The Chinese government has also not explained their reasons for reducing imports during the current crisis, nor has it publicly acknowledged that this is the case. The closest we’ve gotten to official confirmation of what’s happening may be from US Energy Secretary Chris Wright, who said that China releasing fuel from its strategic petroleum reserves.
The strange thing about it, notes Johnston, is that strategic storage tanks in China that are visible to commercial satellites appear to be as full if not fuller than they were before the war. So where does all their oil come from?
Most likely, China has large underground reserves that are not visible from the outside. The Chinese government has also ordered state-owned commercial companies to maintain their strategic petroleum reserves. Either way, China has more oil than we thought.
How long can China keep this up? Johnston says that’s hard to say given that China’s estimated stocks range from half a billion to one and a half billion barrels. But in theory, it could be months.
Why is Beijing doing this?
In theory, it’s possible that when President Donald Trump and Chinese President Xi Jinping met in May, they reached some a kind of agreement for China to reduce its imports. After all, Trump is benefiting politically from the election.
But it seems unlikely that Xi would agree to a policy of writing war against one of his allies, and just as unlikely that Trump would not tell anyone that he had made such a major concession. Most likely, China sees benefits in preventing a unilateral conflict in countries that are its most important export markets.
Intentionally or not, however, China’s policies may prolong the war. Trump is clearly eager to reach an agreement to reopen Hormuz, but not desperate enough agreeing to a major deal or Iran’s nuclear deal or sanctions relief. His urgency might be different if oil were $150 a barrel instead of $90, putting more pressure on American consumers during a crucial election year. With all attention paid to how Chinese missiles and satellite could help Iran’s war effort, that aid could be outweighed by how its energy policies help the United States.

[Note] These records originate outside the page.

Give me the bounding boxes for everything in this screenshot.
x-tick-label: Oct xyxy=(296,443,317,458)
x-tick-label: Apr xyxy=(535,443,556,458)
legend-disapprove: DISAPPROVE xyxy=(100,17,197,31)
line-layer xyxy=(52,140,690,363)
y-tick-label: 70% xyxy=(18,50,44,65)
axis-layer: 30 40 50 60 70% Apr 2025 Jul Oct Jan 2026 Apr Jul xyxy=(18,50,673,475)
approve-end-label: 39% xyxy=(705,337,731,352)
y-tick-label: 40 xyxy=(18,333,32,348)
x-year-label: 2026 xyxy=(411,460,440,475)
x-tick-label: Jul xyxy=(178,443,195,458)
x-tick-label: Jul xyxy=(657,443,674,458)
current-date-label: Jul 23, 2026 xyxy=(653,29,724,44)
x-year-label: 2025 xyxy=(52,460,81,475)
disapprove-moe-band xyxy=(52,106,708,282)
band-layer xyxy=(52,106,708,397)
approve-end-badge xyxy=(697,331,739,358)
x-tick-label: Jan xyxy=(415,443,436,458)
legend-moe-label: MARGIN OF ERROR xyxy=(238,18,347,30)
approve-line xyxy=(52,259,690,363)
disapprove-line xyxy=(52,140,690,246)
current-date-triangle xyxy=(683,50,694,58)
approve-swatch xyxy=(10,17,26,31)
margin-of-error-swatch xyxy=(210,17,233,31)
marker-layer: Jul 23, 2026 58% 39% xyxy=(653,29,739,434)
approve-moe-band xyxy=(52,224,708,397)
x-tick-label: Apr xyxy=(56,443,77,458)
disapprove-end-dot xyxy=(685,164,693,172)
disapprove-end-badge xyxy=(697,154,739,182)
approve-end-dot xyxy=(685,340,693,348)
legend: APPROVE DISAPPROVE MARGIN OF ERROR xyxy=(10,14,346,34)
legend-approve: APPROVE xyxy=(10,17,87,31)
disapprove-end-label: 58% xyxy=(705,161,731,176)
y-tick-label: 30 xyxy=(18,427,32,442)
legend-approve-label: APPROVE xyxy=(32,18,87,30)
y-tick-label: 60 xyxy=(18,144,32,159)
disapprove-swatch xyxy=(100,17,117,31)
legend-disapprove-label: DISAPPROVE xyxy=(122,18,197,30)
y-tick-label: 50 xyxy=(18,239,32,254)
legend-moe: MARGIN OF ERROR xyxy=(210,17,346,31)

Beyond this conflict, China’s policy may have significant strategic implications for China’s ability to grow. use its role in the world economy – a competitive field in which the United States dominated for a long time. As Eurasia Group oil analyst Gregory Brew wrote on X“The world no longer has a swing producer” – referring to how Saudi Arabia’s oil production capacity once allowed it to almost automatically turn the global energy market – “but it can have flexible consumers.”
In other words, China intends to keep oil prices lower than they would otherwise be. It could in theory pull the rug out and raise world prices as well.
In part, China is also a country that traditionally tends to store things, be it oil, strategic metalsor even pork. When it started its oil buying spree a few years ago, there were rumors that it might be preparing for the world’s biggest crisis, namely the invasion of Taiwan.
There has always been an assumption that major disruption of international trade a war on Taiwan could cause the kind of guaranteed economic damage that could help deter Beijing from taking action. But what we’re seeing is that China may actually be more insulated from that kind of disruption — and may even cause it — than we thought.